Residential investment was a 5.1% drag on GDP calculations in the second and third quarters. One of the keys to improving GDP growth moving forward is to shore up residential real estate markets, which remain weak due to high mortgage rates, higher insurance costs, as well as a supply glut in many key markets. Speaking of deflation, the prices of U.S. condominiums declined 1.9% in September and October according to the Intercontinental Exchange. High HOA fees and insurance costs were reasons cited for falling condo prices. According to the Intercontinental Exchange, in nine major metro areas, more than 25% of condos have fallen below their original sale price. Obviously, multiple Fed rate cuts can help shore up home prices, but for now, weak home prices are raising deflation concerns that the Fed needs to address.
Another reason the Fed needs to cut key interest rates is that the Institute of Supply Management (ISM) announced that its manufacturing index declined to 47.9 in December, down from 48.2 in November. This is the 10th consecutive month that the ISM manufacturing index has been below 50, which signals a contraction. Also significant is that the new export orders component rose to 46.8 in December, up from 46.2 in November.

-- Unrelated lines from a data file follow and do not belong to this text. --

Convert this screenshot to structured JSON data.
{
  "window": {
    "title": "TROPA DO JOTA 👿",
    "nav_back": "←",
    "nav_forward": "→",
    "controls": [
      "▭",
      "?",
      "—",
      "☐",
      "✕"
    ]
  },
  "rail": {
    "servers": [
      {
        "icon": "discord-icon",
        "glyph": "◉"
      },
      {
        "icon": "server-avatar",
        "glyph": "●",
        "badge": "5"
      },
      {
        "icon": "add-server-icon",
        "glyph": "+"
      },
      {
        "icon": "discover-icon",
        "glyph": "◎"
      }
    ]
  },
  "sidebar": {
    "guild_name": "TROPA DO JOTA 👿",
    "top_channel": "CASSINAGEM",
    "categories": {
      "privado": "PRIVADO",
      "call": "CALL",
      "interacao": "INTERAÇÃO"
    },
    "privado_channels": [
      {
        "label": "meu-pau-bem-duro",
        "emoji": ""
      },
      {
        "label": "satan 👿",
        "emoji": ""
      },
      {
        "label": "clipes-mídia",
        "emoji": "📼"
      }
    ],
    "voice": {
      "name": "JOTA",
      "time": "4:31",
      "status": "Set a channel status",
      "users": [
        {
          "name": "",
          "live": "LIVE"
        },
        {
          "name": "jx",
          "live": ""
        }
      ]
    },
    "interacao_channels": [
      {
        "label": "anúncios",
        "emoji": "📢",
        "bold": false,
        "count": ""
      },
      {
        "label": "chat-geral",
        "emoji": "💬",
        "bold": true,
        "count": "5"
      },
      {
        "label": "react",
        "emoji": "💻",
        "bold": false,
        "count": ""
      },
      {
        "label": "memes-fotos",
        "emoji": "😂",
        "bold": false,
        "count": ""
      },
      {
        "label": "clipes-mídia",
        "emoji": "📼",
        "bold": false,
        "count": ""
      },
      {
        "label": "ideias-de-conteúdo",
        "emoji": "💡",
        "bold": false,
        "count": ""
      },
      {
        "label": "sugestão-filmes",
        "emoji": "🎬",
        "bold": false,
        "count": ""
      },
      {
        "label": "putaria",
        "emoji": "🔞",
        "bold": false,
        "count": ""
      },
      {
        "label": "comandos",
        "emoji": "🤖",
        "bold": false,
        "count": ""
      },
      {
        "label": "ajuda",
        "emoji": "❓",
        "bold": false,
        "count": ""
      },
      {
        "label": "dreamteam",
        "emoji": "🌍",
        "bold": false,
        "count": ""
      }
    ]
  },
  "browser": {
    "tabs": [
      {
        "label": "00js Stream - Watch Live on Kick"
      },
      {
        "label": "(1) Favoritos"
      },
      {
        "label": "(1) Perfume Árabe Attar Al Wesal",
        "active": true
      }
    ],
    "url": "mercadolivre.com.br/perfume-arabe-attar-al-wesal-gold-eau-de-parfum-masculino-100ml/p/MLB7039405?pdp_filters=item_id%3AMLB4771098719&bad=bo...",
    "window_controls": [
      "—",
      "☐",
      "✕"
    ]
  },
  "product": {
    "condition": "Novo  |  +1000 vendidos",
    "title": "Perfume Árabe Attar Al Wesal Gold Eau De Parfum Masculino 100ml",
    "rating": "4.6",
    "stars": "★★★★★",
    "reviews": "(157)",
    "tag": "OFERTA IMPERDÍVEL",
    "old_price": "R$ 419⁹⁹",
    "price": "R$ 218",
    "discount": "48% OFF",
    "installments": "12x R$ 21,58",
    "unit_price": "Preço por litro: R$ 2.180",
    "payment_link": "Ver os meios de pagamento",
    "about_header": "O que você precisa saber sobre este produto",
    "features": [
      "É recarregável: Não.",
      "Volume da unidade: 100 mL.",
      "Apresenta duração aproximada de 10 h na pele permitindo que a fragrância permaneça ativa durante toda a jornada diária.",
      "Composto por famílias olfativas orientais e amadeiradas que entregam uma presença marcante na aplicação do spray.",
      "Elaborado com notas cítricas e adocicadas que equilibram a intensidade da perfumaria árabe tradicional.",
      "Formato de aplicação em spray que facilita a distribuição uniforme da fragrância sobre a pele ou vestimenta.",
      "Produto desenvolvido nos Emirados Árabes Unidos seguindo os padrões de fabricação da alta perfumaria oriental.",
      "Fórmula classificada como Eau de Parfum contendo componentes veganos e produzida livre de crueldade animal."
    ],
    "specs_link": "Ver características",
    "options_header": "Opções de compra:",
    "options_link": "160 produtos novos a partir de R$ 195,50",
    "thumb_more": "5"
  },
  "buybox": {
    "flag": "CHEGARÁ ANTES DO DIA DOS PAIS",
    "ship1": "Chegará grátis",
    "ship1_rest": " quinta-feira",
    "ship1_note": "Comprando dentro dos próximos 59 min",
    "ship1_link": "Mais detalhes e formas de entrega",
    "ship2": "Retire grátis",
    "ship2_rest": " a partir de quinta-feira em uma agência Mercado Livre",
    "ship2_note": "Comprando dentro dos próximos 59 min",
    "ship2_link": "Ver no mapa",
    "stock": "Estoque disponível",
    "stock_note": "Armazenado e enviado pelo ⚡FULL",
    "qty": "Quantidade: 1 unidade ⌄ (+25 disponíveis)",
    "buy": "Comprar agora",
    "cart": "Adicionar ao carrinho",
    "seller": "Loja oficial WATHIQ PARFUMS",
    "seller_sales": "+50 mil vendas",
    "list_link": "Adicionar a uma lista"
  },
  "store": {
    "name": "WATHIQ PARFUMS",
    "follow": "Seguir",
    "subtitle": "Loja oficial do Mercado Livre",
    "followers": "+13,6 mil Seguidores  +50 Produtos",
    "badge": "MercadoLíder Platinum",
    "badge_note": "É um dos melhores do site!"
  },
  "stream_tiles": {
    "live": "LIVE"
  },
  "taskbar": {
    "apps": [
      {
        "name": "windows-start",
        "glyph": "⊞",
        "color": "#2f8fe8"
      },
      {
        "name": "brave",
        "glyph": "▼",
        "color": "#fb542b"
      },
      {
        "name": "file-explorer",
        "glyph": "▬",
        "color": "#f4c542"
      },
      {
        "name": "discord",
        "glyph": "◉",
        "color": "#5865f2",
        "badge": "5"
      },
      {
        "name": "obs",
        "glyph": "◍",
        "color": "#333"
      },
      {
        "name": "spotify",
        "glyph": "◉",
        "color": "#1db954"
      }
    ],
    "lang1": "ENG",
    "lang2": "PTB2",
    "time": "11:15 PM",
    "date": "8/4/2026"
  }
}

Despite these “green shoots,” ISM reported that only 2 of the 17 industries surveyed reported expanding in December, which were Electrical Equipment, Appliances & Components, as well as Computer & Electronic Products. Clearly, data center demand is helping boost orders for these two industries.
If deflation appears due to (1) weak housing/rental prices, (2) low crude oil prices, and (3) the deflation that we are importing from China and other weak economies around the world, the Fed is going to have to slash key interest rates 100 basis points pretty darn quick. President Trump is expected to nominate a new Fed Chairman soon, so existing Fed Chairman Jerome Powell is expected to become a lame duck. The Fed, in its December Federal Open Market Committee (FOMC) minutes, signaled that at least one more key interest rate cut of 0.25% was likely, but any deflation news will likely cause the Fed to slash key interest rates a lot more in the upcoming months.